Yo no sabía el poder que tenía este Gobierno hasta que aparecieron en nuestra casa ese día. Los ciudadanos en este país no tenemos derechos humanos. Y para los pobres no existe justicia. Que uno viva en un barrio no significa que uno es malandro, dijo Elías.

A Carmen, una vecina del barrio, los funcionarios le destruyeron el techo de zinc de su casa y le desordenaron sus cosas. La arremetida de las FAES no es solo sobre el “sujeto” que deben “eliminar”, sino también con el resto de la comunidad.

Antes de iniciar la cacería del cuerpo de seguridad contra los manifestantes que respondieron al llamado opositor en rechazo al gobierno de Nicolás Maduro el 23 de enero, este equipo adscrito a la Policía Nacional Bolivariana (PNB) había dejado, al menos, 18 muertos —registrados por Crónica.Uno— en Distrito Capital y Miranda. El conteo corresponde a las dos primeras semanas del mes pasado: es decir, al menos un muerto por día.

Anthony fue uno de ellos. No logró escapar. Recibió 20 impactos de bala justo en las escaleras debajo de la casa de Carmen. “Anda a buscarlo. Te lo dejamos ahí arriba muerto. Ya lo matamos”, le dijo una funcionaria a la hermana de Anthony, Nicole Rondón. Tanto a ella como a su mamá las amenazaron luego de que su familiar había sido asesinado. Ambas denunciaron que los efectivos ingresaron a su casa y les desordenaron todas sus cosas.

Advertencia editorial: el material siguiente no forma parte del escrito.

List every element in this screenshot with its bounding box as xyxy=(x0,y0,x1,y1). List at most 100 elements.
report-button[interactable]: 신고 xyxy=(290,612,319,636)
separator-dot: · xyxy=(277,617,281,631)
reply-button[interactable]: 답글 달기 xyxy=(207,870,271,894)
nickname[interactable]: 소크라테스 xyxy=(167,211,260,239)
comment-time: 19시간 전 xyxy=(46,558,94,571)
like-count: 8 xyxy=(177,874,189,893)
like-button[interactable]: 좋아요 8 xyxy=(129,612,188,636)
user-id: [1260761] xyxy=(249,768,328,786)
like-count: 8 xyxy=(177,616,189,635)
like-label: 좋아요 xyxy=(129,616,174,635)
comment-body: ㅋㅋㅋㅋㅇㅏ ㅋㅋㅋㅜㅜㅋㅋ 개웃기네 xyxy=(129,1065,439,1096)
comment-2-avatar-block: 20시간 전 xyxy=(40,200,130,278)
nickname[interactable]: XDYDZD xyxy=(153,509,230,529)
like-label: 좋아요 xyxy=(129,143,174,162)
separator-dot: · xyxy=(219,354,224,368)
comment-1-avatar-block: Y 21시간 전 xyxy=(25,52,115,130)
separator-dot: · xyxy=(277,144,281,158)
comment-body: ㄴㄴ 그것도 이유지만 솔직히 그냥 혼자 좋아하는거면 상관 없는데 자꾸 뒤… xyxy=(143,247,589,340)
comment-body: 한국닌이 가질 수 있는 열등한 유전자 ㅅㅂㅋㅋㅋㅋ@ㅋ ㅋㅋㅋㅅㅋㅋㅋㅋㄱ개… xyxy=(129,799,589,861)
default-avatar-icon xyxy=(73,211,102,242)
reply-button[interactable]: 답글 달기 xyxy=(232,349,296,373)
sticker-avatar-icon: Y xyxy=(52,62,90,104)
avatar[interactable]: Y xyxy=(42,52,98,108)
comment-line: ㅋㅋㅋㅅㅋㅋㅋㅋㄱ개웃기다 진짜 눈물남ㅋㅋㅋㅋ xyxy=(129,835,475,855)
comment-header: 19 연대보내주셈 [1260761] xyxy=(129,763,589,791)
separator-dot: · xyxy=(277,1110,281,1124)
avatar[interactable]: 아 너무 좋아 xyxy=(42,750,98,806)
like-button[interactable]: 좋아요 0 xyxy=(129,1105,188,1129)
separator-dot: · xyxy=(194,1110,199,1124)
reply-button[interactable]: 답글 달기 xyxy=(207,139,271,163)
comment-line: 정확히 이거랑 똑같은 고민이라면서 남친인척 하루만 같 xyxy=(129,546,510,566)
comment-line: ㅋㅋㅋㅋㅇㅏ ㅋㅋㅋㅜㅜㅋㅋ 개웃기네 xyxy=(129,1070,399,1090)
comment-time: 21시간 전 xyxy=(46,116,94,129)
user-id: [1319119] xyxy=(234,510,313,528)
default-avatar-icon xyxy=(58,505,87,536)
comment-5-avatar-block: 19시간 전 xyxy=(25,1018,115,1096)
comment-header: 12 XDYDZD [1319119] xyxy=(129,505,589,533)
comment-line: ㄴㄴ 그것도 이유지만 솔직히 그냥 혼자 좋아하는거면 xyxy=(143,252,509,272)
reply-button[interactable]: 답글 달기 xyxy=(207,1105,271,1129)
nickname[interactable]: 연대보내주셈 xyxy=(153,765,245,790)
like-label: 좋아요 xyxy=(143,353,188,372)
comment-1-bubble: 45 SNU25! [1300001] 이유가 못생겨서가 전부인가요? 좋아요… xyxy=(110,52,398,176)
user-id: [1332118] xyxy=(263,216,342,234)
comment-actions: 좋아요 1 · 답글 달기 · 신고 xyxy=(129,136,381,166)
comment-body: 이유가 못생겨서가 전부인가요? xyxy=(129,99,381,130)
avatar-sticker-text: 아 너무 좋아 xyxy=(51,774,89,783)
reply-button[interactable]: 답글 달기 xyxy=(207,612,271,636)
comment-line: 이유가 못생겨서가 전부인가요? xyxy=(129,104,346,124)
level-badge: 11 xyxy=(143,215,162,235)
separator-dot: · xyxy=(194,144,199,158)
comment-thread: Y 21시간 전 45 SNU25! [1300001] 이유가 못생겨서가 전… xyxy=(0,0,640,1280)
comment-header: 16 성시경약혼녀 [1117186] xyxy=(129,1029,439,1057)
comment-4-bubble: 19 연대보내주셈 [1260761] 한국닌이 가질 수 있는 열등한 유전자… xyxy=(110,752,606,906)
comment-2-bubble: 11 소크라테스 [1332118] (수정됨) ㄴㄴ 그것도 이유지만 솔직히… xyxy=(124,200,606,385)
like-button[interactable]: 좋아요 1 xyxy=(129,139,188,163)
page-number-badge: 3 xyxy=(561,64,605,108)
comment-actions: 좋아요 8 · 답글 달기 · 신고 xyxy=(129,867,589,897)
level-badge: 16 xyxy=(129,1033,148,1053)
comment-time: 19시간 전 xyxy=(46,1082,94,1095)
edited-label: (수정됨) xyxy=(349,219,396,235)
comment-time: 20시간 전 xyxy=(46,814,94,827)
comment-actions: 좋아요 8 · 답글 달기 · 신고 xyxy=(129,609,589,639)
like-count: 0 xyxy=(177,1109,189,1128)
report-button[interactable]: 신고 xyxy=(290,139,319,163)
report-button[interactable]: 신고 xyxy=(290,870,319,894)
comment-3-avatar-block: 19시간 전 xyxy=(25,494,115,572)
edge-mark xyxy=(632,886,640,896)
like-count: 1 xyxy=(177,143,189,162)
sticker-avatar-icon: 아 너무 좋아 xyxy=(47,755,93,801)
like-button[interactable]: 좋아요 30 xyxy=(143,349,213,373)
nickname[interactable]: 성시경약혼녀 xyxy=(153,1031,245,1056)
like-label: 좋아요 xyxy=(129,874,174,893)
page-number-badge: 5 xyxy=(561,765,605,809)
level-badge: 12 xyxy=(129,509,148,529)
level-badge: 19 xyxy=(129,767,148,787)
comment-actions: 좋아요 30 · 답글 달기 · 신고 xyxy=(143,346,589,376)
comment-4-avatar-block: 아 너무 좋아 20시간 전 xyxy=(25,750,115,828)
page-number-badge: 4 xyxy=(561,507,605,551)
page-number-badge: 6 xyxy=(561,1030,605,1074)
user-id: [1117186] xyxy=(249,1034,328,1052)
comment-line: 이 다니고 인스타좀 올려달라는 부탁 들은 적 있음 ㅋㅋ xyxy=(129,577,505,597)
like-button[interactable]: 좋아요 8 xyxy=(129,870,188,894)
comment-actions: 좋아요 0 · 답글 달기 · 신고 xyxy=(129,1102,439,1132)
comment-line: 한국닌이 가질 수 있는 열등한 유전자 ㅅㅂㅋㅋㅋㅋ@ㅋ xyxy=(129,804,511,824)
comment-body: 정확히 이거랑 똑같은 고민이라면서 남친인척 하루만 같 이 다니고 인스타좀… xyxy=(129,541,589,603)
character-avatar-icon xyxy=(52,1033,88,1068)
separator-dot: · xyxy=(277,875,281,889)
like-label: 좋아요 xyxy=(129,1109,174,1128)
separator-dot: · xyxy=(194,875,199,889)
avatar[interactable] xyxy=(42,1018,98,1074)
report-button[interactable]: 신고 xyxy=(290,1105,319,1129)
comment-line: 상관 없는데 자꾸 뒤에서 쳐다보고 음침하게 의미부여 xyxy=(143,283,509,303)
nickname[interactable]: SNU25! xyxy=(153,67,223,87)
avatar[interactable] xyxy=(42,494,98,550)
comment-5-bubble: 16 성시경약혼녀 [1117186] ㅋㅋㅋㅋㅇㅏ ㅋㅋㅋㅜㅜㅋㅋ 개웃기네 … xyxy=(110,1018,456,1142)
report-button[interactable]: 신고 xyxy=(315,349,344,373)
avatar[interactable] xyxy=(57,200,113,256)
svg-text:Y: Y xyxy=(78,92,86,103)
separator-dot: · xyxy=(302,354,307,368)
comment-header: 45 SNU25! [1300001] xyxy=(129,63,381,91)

También tumbaron la puerta del cuarto de Anthony, donde solo hay una cama y una cuna. Allí dormía con sus dos niños varones, de 2 y 4 años. El plan de este joven era emigrar hacia Colombia en búsqueda de mejores oportunidades. Su pareja salió del país hace unos meses. 

Foto: Luis Morillo
El tío de Atnhony Mesias, Elías Mata, en las últimas escaleras en las que corrió el joven minutos antes de ser disparado por las FAES. Foto: Luis Morillo

Ese mismo 9 de enero, en Las Adjuntas, también murió Ángel Campos a manos de este cuerpo policial. Y el día anterior, en un “operativo especial” cercano a este sector, en el barrio Kennedy, murieron cinco personas. En dos días, al menos ocho personas murieron a manos de las FAES. Crónica.Uno registró otro caso en la Autopista Regional del Centro, también el 9 de enero. Se trató de Wilker Graterol, de 16 años, quien vivía con su mamá justo en la gasolinera Maitana.

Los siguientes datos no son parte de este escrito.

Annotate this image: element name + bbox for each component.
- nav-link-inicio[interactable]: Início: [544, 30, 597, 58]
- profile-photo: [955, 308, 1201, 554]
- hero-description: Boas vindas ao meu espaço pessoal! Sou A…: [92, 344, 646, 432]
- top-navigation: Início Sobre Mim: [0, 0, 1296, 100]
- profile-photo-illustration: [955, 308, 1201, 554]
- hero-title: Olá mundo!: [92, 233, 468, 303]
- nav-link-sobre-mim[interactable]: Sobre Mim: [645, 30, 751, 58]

Los vecinos observaron a los funcionarios arrastrar el cuerpo envuelto en una sábana blanca y lanzarlo a una de sus camionetas. Hubo otro grupo de oficiales que se quedó en la casa y se acostó en nuestras hamacas. Se reían y se tomaban fotografías”, dijo la hermana de Wilker, Yennifer Graterol.

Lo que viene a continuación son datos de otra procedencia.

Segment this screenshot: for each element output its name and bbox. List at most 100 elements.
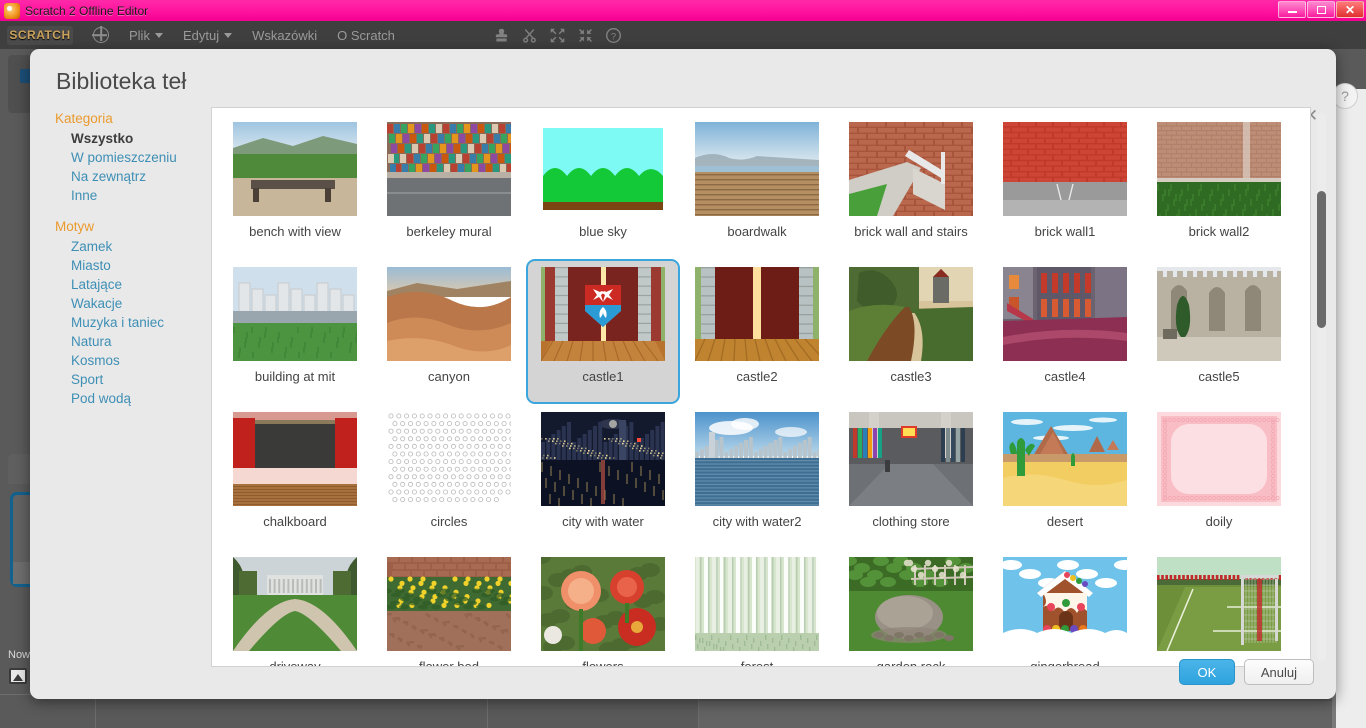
backdrop-thumbnail-forest (695, 557, 819, 651)
new-backdrop-label: Now (8, 649, 31, 661)
backdrop-item[interactable]: castle4 (988, 259, 1142, 404)
scratch-logo: SCRATCH (7, 25, 73, 45)
backdrop-label: city with water2 (712, 514, 802, 529)
help-icon[interactable]: ? (605, 27, 622, 44)
sidebar-item-w-pomieszczeniu[interactable]: W pomieszczeniu (55, 148, 210, 167)
backdrop-thumbnail-driveway (233, 557, 357, 651)
backdrop-item[interactable]: city with water2 (680, 404, 834, 549)
sidebar-item-na-zewnątrz[interactable]: Na zewnątrz (55, 167, 210, 186)
backdrop-label: boardwalk (727, 224, 787, 239)
backdrop-item[interactable]: flowers (526, 549, 680, 666)
backdrop-item[interactable]: castle5 (1142, 259, 1296, 404)
sidebar-item-miasto[interactable]: Miasto (55, 256, 210, 275)
backdrop-thumbnail-canyon (387, 267, 511, 361)
backdrop-thumbnail-castle1 (541, 267, 665, 361)
backdrop-item[interactable]: driveway (218, 549, 372, 667)
backdrop-item[interactable]: canyon (372, 259, 526, 404)
backdrop-item[interactable]: castle1 (526, 259, 680, 404)
scissors-icon[interactable] (521, 27, 538, 44)
shrink-icon[interactable] (577, 27, 594, 44)
scrollbar-thumb[interactable] (1317, 191, 1326, 328)
category-sidebar: Kategoria Wszystko W pomieszczeniu Na zewną… (55, 111, 210, 408)
sidebar-item-latające[interactable]: Latające (55, 275, 210, 294)
menu-item-wskazowki[interactable]: Wskazówki (252, 28, 317, 43)
backdrop-label: castle2 (736, 369, 778, 384)
backdrop-item[interactable]: goal1 (1142, 549, 1296, 666)
ok-button[interactable]: OK (1178, 659, 1235, 685)
backdrop-item[interactable]: castle2 (680, 259, 834, 404)
image-icon[interactable] (9, 668, 27, 684)
backdrop-item[interactable]: brick wall1 (988, 114, 1142, 259)
sidebar-item-kosmos[interactable]: Kosmos (55, 351, 210, 370)
sidebar-heading-kategoria: Kategoria (55, 111, 113, 126)
backdrop-item[interactable]: doily (1142, 404, 1296, 549)
backdrop-item[interactable]: circles (372, 404, 526, 549)
sidebar-item-natura[interactable]: Natura (55, 332, 210, 351)
backdrop-item[interactable]: brick wall2 (1142, 114, 1296, 259)
backdrop-thumbnail-chalkboard (233, 412, 357, 506)
backdrop-label: blue sky (579, 224, 627, 239)
menu-item-edytuj[interactable]: Edytuj (183, 28, 233, 43)
menu-item-plik[interactable]: Plik (129, 28, 163, 43)
backdrop-label: brick wall and stairs (854, 224, 968, 239)
backdrop-item[interactable]: bench with view (218, 114, 372, 259)
backdrop-thumbnail-brick2 (1157, 122, 1281, 216)
backdrop-thumbnail-gingerbread (1003, 557, 1127, 651)
menu-item-wskazowki-label: Wskazówki (252, 27, 318, 43)
bottom-band (698, 701, 1338, 728)
backdrop-item[interactable]: clothing store (834, 404, 988, 549)
grow-icon[interactable] (549, 27, 566, 44)
backdrop-item[interactable]: flower bed (372, 549, 526, 667)
sidebar-item-pod-wodą[interactable]: Pod wodą (55, 389, 210, 408)
backdrop-item[interactable]: brick wall and stairs (834, 114, 988, 259)
backdrop-thumbnail-gardenrock (849, 557, 973, 651)
sidebar-item-wakacje[interactable]: Wakacje (55, 294, 210, 313)
backdrop-item[interactable]: castle3 (834, 259, 988, 404)
sidebar-item-inne[interactable]: Inne (55, 186, 210, 205)
backdrop-thumbnail-flowers (541, 557, 665, 651)
sidebar-item-wszystko[interactable]: Wszystko (55, 129, 210, 148)
backdrop-item[interactable]: building at mit (218, 259, 372, 404)
backdrop-item[interactable]: forest (680, 549, 834, 666)
backdrop-thumbnail-mural (387, 122, 511, 216)
backdrop-label: flower bed (419, 659, 479, 667)
backdrop-thumbnail-castle4 (1003, 267, 1127, 361)
backdrop-grid-container[interactable]: bench with view berkeley mural blue sky boa… (211, 107, 1311, 667)
sidebar-item-sport[interactable]: Sport (55, 370, 210, 389)
sidebar-item-zamek[interactable]: Zamek (55, 237, 210, 256)
scratch-app-icon (4, 2, 20, 19)
backdrop-item[interactable]: blue sky (526, 114, 680, 259)
app-menubar: SCRATCH Plik Edytuj Wskazówki O Scratch … (0, 21, 1366, 49)
backdrop-label: driveway (269, 659, 321, 667)
window-controls: ✕ (1278, 1, 1364, 18)
backdrop-item[interactable]: berkeley mural (372, 114, 526, 259)
close-window-button[interactable]: ✕ (1336, 1, 1364, 18)
backdrop-thumbnail-clothing (849, 412, 973, 506)
backdrop-label: clothing store (872, 514, 950, 529)
backdrop-thumbnail-cityday (695, 412, 819, 506)
backdrop-label: city with water (562, 514, 644, 529)
backdrop-thumbnail-castle5 (1157, 267, 1281, 361)
backdrop-item[interactable]: gingerbread (988, 549, 1142, 666)
minimize-button[interactable] (1278, 1, 1306, 18)
menu-item-o-scratch[interactable]: O Scratch (337, 28, 395, 43)
backdrop-item[interactable]: desert (988, 404, 1142, 549)
cancel-button[interactable]: Anuluj (1243, 659, 1314, 685)
backdrop-item[interactable]: city with water (526, 404, 680, 549)
backdrop-item[interactable]: boardwalk (680, 114, 834, 259)
svg-text:?: ? (611, 31, 616, 41)
backdrop-label: doily (1205, 514, 1233, 529)
backdrop-item[interactable]: garden rock (834, 549, 988, 666)
scrollbar-track[interactable] (1317, 113, 1326, 661)
backdrop-item[interactable]: chalkboard (218, 404, 372, 549)
backdrop-label: canyon (428, 369, 470, 384)
sidebar-item-muzyka-i-taniec[interactable]: Muzyka i taniec (55, 313, 210, 332)
toolbar-icons: ? (493, 21, 622, 49)
backdrop-thumbnail-desert (1003, 412, 1127, 506)
backdrop-thumbnail-bench (233, 122, 357, 216)
backdrop-thumbnail-citynight (541, 412, 665, 506)
backdrop-library-dialog: Biblioteka teł ✕ Kategoria Wszystko W pomi… (30, 49, 1336, 699)
globe-icon[interactable] (93, 27, 109, 43)
stamp-icon[interactable] (493, 27, 510, 44)
maximize-button[interactable] (1307, 1, 1335, 18)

Los familiares de las víctimas se sienten vejados por estos funcionarios. “Me repetían que mi hijo era un malandro, un asesino”, dice la mamá de Anthony, Omaira Armas.

Omaira había escuchado sobre los sucesos en el barrio Kennedy. Su temor hacia estos efectivos —y su experiencia como madre que ya había perdido a un hijo en estos “operativos”— la impulsó a repetirle a Anthony que se fuera unos días del barrio, pero el joven le respondió que él no tenía nada que esconder. “A mí no me van a hacer nada”, le decía.

La mamá de Anthony Mesías, Omaira Armas, en el cuarto de su hijo en Las Adjuntas. Foto: Luis Morillo.

Omaira sigue esperando justicia por la muerte su otro hijo, Ansoni García, quien tenía 26 años y trababaja para la Misión Vivienda cuando murió en una redada realizada por la Policía del Municipio Libertador en 2013. Esta familia ha sido constantemente perseguida por oficiales del Estado. Omaira logró conseguir una medida de protección, no obstante, dice que el caso de Ansoni está viciado, por lo que no encuentra el sentido ni tiene las fuerzas para luchar nuevamente por la justicia de Anthony.

Desde el 9 de enero, Omaira no se quita la pijama. No ha salido de su casa y tampoco ha dejado de llorar. “¿Quién protege a quién?”, se pregunta. Sus vecinos le hacen compañía. Entre ellos está Heriberto Sojo, quien opina que no es justo que a una persona la maten “así, como a un animal”. También la acompaña la única hija que le queda, Nicole, de 18 años. Nicole dice que ella no conoce a ningún sobreviviente de las FAES. “Ellos vienen a matar”, asevera.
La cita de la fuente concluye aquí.